The shift came after Warner’s board concluded that Paramount’s revised bid qualifies as a “company superior proposal.” Netflix responded by saying that matching the new financial terms would make the transaction “no longer financially attractive,” signaling the end of its pursuit.
Paramount Takes the Lead
While Netflix’s proposal focused largely on Warner’s studio and direct-to-consumer operations, Paramount has moved to acquire the entire company — including cable networks such as CNN and Discovery. If completed, the deal would bring CNN under the same corporate umbrella as CBS and combine two of the few remaining major Hollywood studios.
Paramount recently raised its offer to $31 per share and added significant sweeteners to reassure shareholders. These include a $7 billion regulatory termination fee and an accelerated ticking fee that would compensate investors if approvals are delayed beyond September.
Warner’s endorsement of the revised bid marks a dramatic reversal after months of alignment with Netflix.
A Hollywood Power Shift
A merger between Paramount and Warner would fundamentally reshape the entertainment landscape. Warner controls premium brands including HBO Max, DC Studios and blockbuster franchises such as “Harry Potter,” “Superman,” and “Barbie,” along with critically acclaimed series like “The White Lotus” and “Succession.”
Paramount, meanwhile, owns CBS, MTV, Nickelodeon and the Paramount+ streaming platform, in addition to film properties like “Top Gun,” “Titanic,” and “The Godfather.”
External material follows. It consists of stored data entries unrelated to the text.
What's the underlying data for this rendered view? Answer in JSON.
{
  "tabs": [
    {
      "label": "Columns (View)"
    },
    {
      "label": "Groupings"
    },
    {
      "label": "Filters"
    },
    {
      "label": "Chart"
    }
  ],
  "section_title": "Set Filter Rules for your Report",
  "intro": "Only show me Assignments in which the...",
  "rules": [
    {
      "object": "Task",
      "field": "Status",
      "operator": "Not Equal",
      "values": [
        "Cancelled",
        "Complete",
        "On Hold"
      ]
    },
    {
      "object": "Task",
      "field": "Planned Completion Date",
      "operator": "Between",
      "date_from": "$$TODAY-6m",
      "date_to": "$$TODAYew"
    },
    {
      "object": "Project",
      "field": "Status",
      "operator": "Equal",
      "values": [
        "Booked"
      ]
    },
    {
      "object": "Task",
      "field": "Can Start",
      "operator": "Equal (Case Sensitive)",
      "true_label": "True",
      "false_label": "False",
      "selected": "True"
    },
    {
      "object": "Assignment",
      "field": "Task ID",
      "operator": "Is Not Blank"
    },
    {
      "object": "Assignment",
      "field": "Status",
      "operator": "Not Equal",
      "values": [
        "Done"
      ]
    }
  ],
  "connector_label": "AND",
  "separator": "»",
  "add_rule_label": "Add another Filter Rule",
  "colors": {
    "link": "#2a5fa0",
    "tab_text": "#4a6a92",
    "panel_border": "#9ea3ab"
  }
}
Supporters argue that scale is essential in an era dominated by global streaming competition and escalating content costs. Critics counter that further consolidation could narrow creative opportunities, result in job reductions and place more pricing power in the hands of fewer corporations.
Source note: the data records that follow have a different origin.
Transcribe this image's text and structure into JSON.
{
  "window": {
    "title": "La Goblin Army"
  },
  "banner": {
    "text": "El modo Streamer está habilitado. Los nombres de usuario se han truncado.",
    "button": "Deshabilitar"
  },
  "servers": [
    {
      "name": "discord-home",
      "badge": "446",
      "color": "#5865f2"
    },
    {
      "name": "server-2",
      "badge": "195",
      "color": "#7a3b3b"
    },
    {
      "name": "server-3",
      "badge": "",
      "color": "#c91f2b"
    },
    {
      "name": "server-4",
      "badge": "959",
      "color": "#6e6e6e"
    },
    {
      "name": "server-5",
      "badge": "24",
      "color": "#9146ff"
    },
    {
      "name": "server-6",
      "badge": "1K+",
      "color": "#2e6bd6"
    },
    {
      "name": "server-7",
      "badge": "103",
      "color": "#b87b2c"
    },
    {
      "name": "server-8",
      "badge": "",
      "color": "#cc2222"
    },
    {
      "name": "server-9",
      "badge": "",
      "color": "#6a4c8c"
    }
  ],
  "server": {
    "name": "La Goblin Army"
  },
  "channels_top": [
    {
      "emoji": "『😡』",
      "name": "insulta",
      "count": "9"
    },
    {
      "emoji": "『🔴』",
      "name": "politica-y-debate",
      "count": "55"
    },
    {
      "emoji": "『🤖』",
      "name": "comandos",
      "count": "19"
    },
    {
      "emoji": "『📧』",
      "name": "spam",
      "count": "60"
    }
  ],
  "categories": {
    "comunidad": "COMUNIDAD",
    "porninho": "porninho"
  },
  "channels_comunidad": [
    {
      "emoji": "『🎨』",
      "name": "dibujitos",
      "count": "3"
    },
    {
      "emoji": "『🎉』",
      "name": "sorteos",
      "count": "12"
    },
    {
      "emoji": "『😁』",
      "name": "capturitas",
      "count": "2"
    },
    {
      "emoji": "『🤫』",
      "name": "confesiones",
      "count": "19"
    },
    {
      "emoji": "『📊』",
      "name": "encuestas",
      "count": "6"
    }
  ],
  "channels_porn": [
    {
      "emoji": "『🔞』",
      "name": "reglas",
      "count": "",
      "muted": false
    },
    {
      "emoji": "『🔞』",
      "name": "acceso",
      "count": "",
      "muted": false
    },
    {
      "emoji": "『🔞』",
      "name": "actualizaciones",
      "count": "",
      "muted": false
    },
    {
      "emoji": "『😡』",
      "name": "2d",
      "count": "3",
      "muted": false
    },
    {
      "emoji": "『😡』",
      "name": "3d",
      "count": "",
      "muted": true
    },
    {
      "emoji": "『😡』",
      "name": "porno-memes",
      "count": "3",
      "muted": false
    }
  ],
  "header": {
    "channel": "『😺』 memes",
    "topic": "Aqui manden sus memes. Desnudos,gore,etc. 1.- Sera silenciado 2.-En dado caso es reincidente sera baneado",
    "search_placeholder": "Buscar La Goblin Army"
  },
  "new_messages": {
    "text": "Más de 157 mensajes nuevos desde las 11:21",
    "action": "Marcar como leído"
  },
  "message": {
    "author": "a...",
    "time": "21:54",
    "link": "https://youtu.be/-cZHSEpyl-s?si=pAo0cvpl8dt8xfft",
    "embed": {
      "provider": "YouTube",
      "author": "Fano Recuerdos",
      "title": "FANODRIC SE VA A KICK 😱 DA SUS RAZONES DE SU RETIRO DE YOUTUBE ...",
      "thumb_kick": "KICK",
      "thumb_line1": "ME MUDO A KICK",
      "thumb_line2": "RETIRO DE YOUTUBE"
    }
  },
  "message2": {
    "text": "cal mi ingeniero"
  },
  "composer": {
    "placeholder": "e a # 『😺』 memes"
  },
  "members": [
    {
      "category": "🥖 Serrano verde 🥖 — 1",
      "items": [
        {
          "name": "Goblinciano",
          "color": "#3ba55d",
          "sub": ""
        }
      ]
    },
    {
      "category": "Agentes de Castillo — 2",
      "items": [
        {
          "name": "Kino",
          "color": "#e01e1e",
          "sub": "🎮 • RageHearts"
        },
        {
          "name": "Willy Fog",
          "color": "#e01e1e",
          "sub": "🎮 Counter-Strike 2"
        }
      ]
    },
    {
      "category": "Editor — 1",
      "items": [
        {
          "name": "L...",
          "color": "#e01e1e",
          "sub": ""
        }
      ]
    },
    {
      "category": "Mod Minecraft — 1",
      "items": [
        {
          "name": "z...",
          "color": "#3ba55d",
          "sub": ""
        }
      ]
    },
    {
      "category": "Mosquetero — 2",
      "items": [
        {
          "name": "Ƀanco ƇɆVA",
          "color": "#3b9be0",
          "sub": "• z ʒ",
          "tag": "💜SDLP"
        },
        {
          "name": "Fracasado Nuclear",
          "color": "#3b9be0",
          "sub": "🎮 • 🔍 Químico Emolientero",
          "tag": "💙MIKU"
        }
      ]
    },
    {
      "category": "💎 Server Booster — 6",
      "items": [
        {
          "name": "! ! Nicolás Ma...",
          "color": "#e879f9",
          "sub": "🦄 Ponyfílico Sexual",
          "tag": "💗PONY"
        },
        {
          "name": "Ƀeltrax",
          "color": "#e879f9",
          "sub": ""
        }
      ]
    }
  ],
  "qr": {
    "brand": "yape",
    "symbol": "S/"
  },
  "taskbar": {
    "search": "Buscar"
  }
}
Regulatory and Political Headwinds
The proposed transaction is already under review by the U.S. Department of Justice, with additional scrutiny expected internationally. Analysts anticipate rigorous antitrust evaluation given the concentration of film studios, television networks and streaming services that would result.
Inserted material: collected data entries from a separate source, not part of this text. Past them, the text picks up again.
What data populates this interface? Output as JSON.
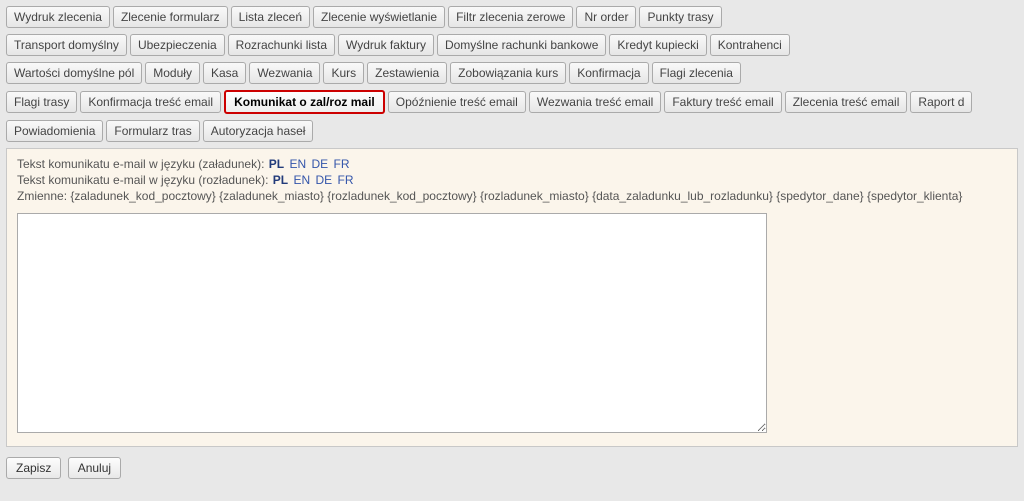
{
  "tabs": {
    "rows": [
      [
        "Wydruk zlecenia",
        "Zlecenie formularz",
        "Lista zleceń",
        "Zlecenie wyświetlanie",
        "Filtr zlecenia zerowe",
        "Nr order",
        "Punkty trasy"
      ],
      [
        "Transport domyślny",
        "Ubezpieczenia",
        "Rozrachunki lista",
        "Wydruk faktury",
        "Domyślne rachunki bankowe",
        "Kredyt kupiecki",
        "Kontrahenci"
      ],
      [
        "Wartości domyślne pól",
        "Moduły",
        "Kasa",
        "Wezwania",
        "Kurs",
        "Zestawienia",
        "Zobowiązania kurs",
        "Konfirmacja",
        "Flagi zlecenia"
      ],
      [
        "Flagi trasy",
        "Konfirmacja treść email",
        "Komunikat o zal/roz mail",
        "Opóźnienie treść email",
        "Wezwania treść email",
        "Faktury treść email",
        "Zlecenia treść email",
        "Raport d"
      ],
      [
        "Powiadomienia",
        "Formularz tras",
        "Autoryzacja haseł"
      ]
    ],
    "activeRow": 3,
    "activeIndex": 2
  },
  "content": {
    "loadingLabel": "Tekst komunikatu e-mail w języku (załadunek):",
    "unloadingLabel": "Tekst komunikatu e-mail w języku (rozładunek):",
    "langs": [
      "PL",
      "EN",
      "DE",
      "FR"
    ],
    "selectedLangLoading": "PL",
    "selectedLangUnloading": "PL",
    "variablesLabel": "Zmienne:",
    "variables": "{zaladunek_kod_pocztowy} {zaladunek_miasto} {rozladunek_kod_pocztowy} {rozladunek_miasto} {data_zaladunku_lub_rozladunku} {spedytor_dane} {spedytor_klienta}",
    "textareaValue": ""
  },
  "actions": {
    "save": "Zapisz",
    "cancel": "Anuluj"
  }
}
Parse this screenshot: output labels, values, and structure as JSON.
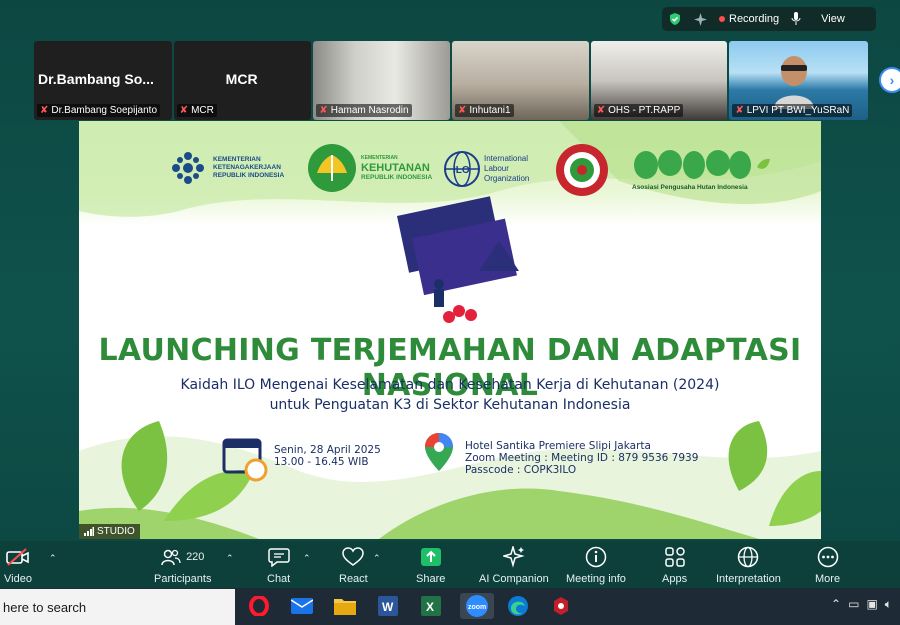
{
  "topbar": {
    "recording_label": "Recording",
    "view_label": "View",
    "icons": [
      "shield-check-icon",
      "sparkle-icon",
      "microphone-icon"
    ]
  },
  "thumbnails": [
    {
      "big_name": "Dr.Bambang  So...",
      "tag": "Dr.Bambang Soepijanto",
      "muted": true
    },
    {
      "big_name": "MCR",
      "tag": "MCR",
      "muted": true
    },
    {
      "tag": "Hamam Nasrodin",
      "muted": true
    },
    {
      "tag": "Inhutani1",
      "muted": true
    },
    {
      "tag": "OHS - PT.RAPP",
      "muted": true
    },
    {
      "tag": "LPVI PT BWI_YuSRaN",
      "muted": true
    }
  ],
  "slide": {
    "logos": [
      {
        "line1": "KEMENTERIAN",
        "line2": "KETENAGAKERJAAN",
        "line3": "REPUBLIK INDONESIA"
      },
      {
        "line1": "KEMENTERIAN",
        "line2": "KEHUTANAN",
        "line3": "REPUBLIK INDONESIA"
      },
      {
        "line1": "International",
        "line2": "Labour",
        "line3": "Organization"
      },
      {
        "line1": "Asosiasi Pengusaha Hutan Indonesia"
      }
    ],
    "title": "LAUNCHING TERJEMAHAN DAN ADAPTASI NASIONAL",
    "subtitle1": "Kaidah ILO Mengenai Keselamatan dan Kesehatan Kerja di Kehutanan (2024)",
    "subtitle2": "untuk Penguatan K3 di Sektor Kehutanan Indonesia",
    "date": "Senin, 28 April 2025",
    "time": "13.00 - 16.45 WIB",
    "venue": "Hotel Santika Premiere Slipi Jakarta",
    "zoom": "Zoom Meeting : Meeting ID : 879 9536 7939",
    "passcode": "Passcode : COPK3ILO",
    "studio_label": "STUDIO",
    "colors": {
      "title_green": "#2e8b3a",
      "navy": "#1b2f66",
      "leaf": "#7cc242"
    }
  },
  "toolbar": {
    "video": "Video",
    "participants": "Participants",
    "participants_count": "220",
    "chat": "Chat",
    "react": "React",
    "share": "Share",
    "ai": "AI Companion",
    "meeting_info": "Meeting info",
    "apps": "Apps",
    "interpretation": "Interpretation",
    "more": "More"
  },
  "taskbar": {
    "search_placeholder": "here to search",
    "apps": [
      "opera-icon",
      "mail-icon",
      "folder-icon",
      "word-icon",
      "excel-icon",
      "zoom-icon",
      "edge-icon",
      "game-icon"
    ]
  }
}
Financing also adds complexity. Paramount is assuming substantial debt to fund the acquisition, with backing from Larry Ellison in support of Skydance, led by his son David Ellison. Participation from foreign sovereign wealth funds has drawn further attention.
Political optics have intensified scrutiny. The Ellisons have been associated with Donald Trump, who previously made remarks implying involvement in the regulatory process before stating that approval decisions rest solely with federal authorities.
The bid also follows Skydance’s recent acquisition of Paramount, a contentious transaction that came months after the company settled a lawsuit involving CBS’ “60 Minutes.”
The Road Ahead
With Netflix stepping aside, Paramount is now the clear frontrunner. Yet approval is far from guaranteed. Regulatory barriers, financing pressures and political dynamics could still alter the outcome.
If completed, the merger would represent one of the most consequential consolidations in modern media — redefining competitive balance, content ownership and corporate influence across Hollywood and global streaming.